Et encore une fois, certains groupes apparaissent bien plus à risque que d’autres. Le HCSP pointe surtout, « les personnes en situation de précarité, les personnes obèses, les personnes ne s’exposant pas au soleil (personnes vivant en institution ou portant des vêtements très couvrants), les personnes à peau très pigmentée vivant sous des latitudes élevées » ou encore les sujets atteints de certaines maladies chroniques ou sous certains traitements (corticothérapie, anticonvulsivants, etc.).

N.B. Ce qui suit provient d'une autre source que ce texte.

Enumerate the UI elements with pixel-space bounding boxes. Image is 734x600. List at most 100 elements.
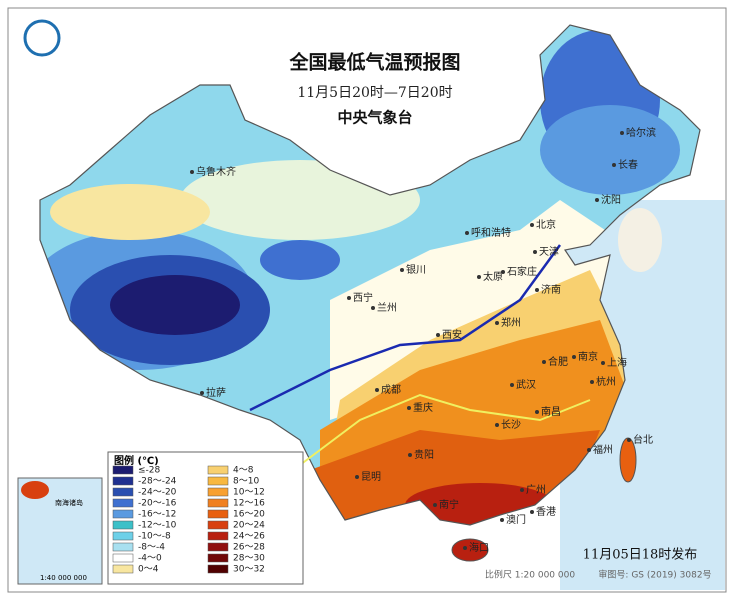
legend-swatch xyxy=(112,498,134,508)
city-label: 南宁 xyxy=(439,498,459,511)
legend-label: 16～20 xyxy=(233,510,265,520)
legend-swatch xyxy=(112,465,134,475)
legend-label: 20～24 xyxy=(233,521,265,531)
legend-title: 图例 (℃) xyxy=(114,454,159,467)
city-label: 合肥 xyxy=(548,355,568,368)
city-dot xyxy=(510,383,514,387)
legend-label: -8～-4 xyxy=(138,543,165,553)
city-dot xyxy=(400,268,404,272)
ten-line xyxy=(299,393,591,466)
legend-label: 12～16 xyxy=(233,499,265,509)
scale: 比例尺 1:20 000 000 xyxy=(485,569,575,581)
legend-label: -12～-10 xyxy=(138,521,177,531)
city-dot xyxy=(601,361,605,365)
city-label: 香港 xyxy=(536,506,556,518)
city-dot xyxy=(542,360,546,364)
city-dot xyxy=(590,380,594,384)
legend-swatch xyxy=(207,509,229,519)
city-label: 兰州 xyxy=(377,301,397,314)
legend-label: 26～28 xyxy=(233,543,265,553)
legend-swatch xyxy=(207,487,229,497)
city-dot xyxy=(495,423,499,427)
city-label: 沈阳 xyxy=(601,193,621,206)
city-dot xyxy=(190,170,194,174)
city-label: 乌鲁木齐 xyxy=(196,165,236,178)
legend-label: 0～4 xyxy=(138,565,159,575)
legend-label: 10～12 xyxy=(233,488,265,498)
city-label: 济南 xyxy=(541,283,561,296)
city-dot xyxy=(533,250,537,254)
legend-label: 8～10 xyxy=(233,477,259,487)
city-dot xyxy=(408,453,412,457)
city-label: 武汉 xyxy=(516,378,536,391)
city-label: 太原 xyxy=(483,270,503,283)
city-label: 西安 xyxy=(442,328,462,341)
city-dot xyxy=(371,306,375,310)
city-label: 成都 xyxy=(381,384,401,396)
city-label: 昆明 xyxy=(361,471,381,483)
city-label: 重庆 xyxy=(413,401,433,414)
city-dot xyxy=(612,163,616,167)
city-dot xyxy=(500,518,504,522)
city-label: 西宁 xyxy=(353,291,373,304)
city-dot xyxy=(535,410,539,414)
logo xyxy=(23,19,61,57)
city-dot xyxy=(407,406,411,410)
issued: 11月05日18时发布 xyxy=(583,547,698,563)
city-label: 天津 xyxy=(539,246,559,258)
city-dot xyxy=(463,546,467,550)
legend-swatch xyxy=(112,564,134,574)
legend-label: 24～26 xyxy=(233,532,265,542)
city-label: 北京 xyxy=(536,218,556,231)
legend-swatch xyxy=(207,542,229,552)
legend-label: -4～0 xyxy=(138,554,162,564)
inset-land xyxy=(21,481,49,499)
legend-label: 28～30 xyxy=(233,554,265,564)
city-label: 长沙 xyxy=(501,419,521,431)
legend-swatch xyxy=(112,553,134,563)
legend-swatch xyxy=(112,476,134,486)
city-label: 上海 xyxy=(607,356,627,369)
legend-swatch xyxy=(207,553,229,563)
city-dot xyxy=(375,388,379,392)
city-dot xyxy=(347,296,351,300)
city-label: 南昌 xyxy=(541,405,561,418)
city-label: 拉萨 xyxy=(206,386,226,399)
city-dot xyxy=(530,223,534,227)
legend-box xyxy=(107,451,304,585)
city-label: 石家庄 xyxy=(507,265,537,278)
inset-scale: 1:40 000 000 xyxy=(40,574,87,582)
hainan xyxy=(451,538,489,562)
city-dot xyxy=(572,355,576,359)
title: 全国最低气温预报图 xyxy=(288,51,460,74)
city-dot xyxy=(535,288,539,292)
subtitle: 11月5日20时—7日20时 xyxy=(297,85,452,101)
legend-swatch xyxy=(207,498,229,508)
legend-swatch xyxy=(112,509,134,519)
zero-line xyxy=(249,244,562,412)
legend: ≤-28-28～-24-24～-20-20～-16-16～-12-12～-10-… xyxy=(112,465,265,575)
city-label: 哈尔滨 xyxy=(626,126,656,139)
city-dot xyxy=(627,438,631,442)
legend-label: -24～-20 xyxy=(138,488,177,498)
legend-label: -10～-8 xyxy=(138,532,171,542)
city-dot xyxy=(495,321,499,325)
city-dot xyxy=(200,391,204,395)
city-dot xyxy=(477,275,481,279)
city-label: 贵阳 xyxy=(414,448,434,461)
legend-label: -16～-12 xyxy=(138,510,176,520)
city-dot xyxy=(501,270,505,274)
city-label: 长春 xyxy=(618,159,638,171)
city-label: 郑州 xyxy=(501,316,521,329)
legend-swatch xyxy=(207,465,229,475)
korea xyxy=(618,208,662,272)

Pas de supplémentation systématique même dans les groupes à risque
Ainsi, alors que l’hiver approche – et avec lui la question de la supplémentation – le HCSP ne conseille pas de dépister les carences et de supplémenter en vitamine D dans toute la population adulte. D’autant qu’en matière de dépistage, « des réserves sont apportées du fait de la qualité et de la validité des dosages, et de l’hétérogénéité dans la définition des différents seuils relatifs au statut en vitamine D » et que concernant la supplémentation, « aucun essai randomisé bien conduit (n’en) confirme l’intérêt ».
Au total, le HCSP recommande, en population générale, de « promouvoir un mode de vie sain et favorable au statut en vitamine D », avec une exposition solaire adaptée et une consommation d’aliments riches en vitamine D – « poissons gras à hauteur toutefois d’une portion par semaine, œufs, fromages et produits laitiers 2 par jour », rappelle l’autorité sanitaire. En outre, l’instance préconise d’éviter l’automédication à base de compléments alimentaires riches en vitamine D, « le risque potentiel de consommation de fortes doses (de ce genre de produits) étant encore inconnu à l’heure actuelle ».
Même dans les groupes à risque, « on ne dispose pas actuellement de données scientifiques suffisantes pour recommander une supplémentation systématique », indique le HCSP. Cependant, dans ces publics, « la tâche revient aux professionnels de santé de surveiller le statut en vitamine D » et de « se référer aux tableaux des doses appropriées en cas de prescription d’une supplémentation », estime le HCSP.